If you want to add more users, call

htpasswd config/nginx/auth/.htpasswd second_username

Obtain SSL certificate

Now it's time to get a SSL certificate. There is a chicken and egg problem involved here. You need to have a certificate for nginx to start but you need nginx to be running to serve the challenge required by Let's Encrypt. Luckily wmnnd wrote a script that solves this issue. It's part of this repository, so you can simply run ./init-letsencrypt.sh.

Start

Finally you can start the server. It's as simple as docker-compose up -d.

Auto start on system start

You don't want to ssh into the server every time the server did a reboot. The easiest way to ensure it auto starts on system boot is setting up a systemd service. This repository contains a configuration for that service. You can enable it by:

cp docker-compose-privatepypi.service /etc/systemd/system/
systemctl enable docker-compose-privatepypi

Upgrade

To upgrade the dependencies, run docker-compose pull && docker-compose down && docker-compose up -d

Usage

With poetry

Build

Update version number in pyproject.toml, then

poetry build

Upload

Make sure poetry is configured to have access to that PyPI.

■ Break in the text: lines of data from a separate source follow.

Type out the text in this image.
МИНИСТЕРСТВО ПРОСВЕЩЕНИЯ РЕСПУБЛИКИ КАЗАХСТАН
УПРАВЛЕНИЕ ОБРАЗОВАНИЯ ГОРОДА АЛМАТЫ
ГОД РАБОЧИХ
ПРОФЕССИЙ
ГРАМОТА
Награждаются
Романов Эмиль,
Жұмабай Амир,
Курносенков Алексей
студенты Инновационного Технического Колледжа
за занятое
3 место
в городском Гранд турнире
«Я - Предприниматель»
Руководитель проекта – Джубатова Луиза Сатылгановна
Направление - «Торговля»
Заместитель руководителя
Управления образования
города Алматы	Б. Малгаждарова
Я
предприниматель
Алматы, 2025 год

poetry config repositories.nodeenergy https://pypi.node.energy/  # no simple!
poetry config http-basic.nodeenergy username password

Now you can publish the package

poetry publish -r nodeenergy

See here for more information

Other

Build

python setup.py sdist bdist_wheel

Upload

Somehow reading from environment variables didn't work for me, at least not locally.

twine upload dist/* --repository-url $TWINE_REPOSITORY_URL -u $TWINE_USERNAME -p $TWINE_PASSWORD

Naming

By default the private PyPI server will fallback to the https//pypi.org/ if the desired package is not found. Therefore you'll want to name your packages in a way they don't clash with existing packages on PyPI. Otherwise this can become a source of hard to track bugs because a possibly failing install won't fail loudly.

Install packages from this repository

Via poetry

Add this to the pyproject.toml

[[tool.poetry.source]]
name = "nodeenergy"
url = "https://pypi.node.energy/simple/"

and make sure you configured poetry to have access to the credentials (see section for uploading above).

Via pipenv

Configure Pipfile similar to this:

[[source]]
name = "node-energy"
verify_ssl = true
url = "https://${PRIVATE_PYPI_USERNAME}:${PRIVATE_PYPI_PASSWORD}@pypi.node.energy"

and set the user and password environment variables on your system. Now you can install packages from the private PyPI via:

pipenv install package-name --index node-energy

Alternatively, you can install it without configuring the index in Pipfile:

pipenv install package-name --index https://user:[email protected]/

This will store your credentials in clear text in your Pipfile and Pipfile.lock, so you should rather not do this.

Via pip

pip install -f https://pypi.node.energy/packages package-name

This will ask you for your username and password.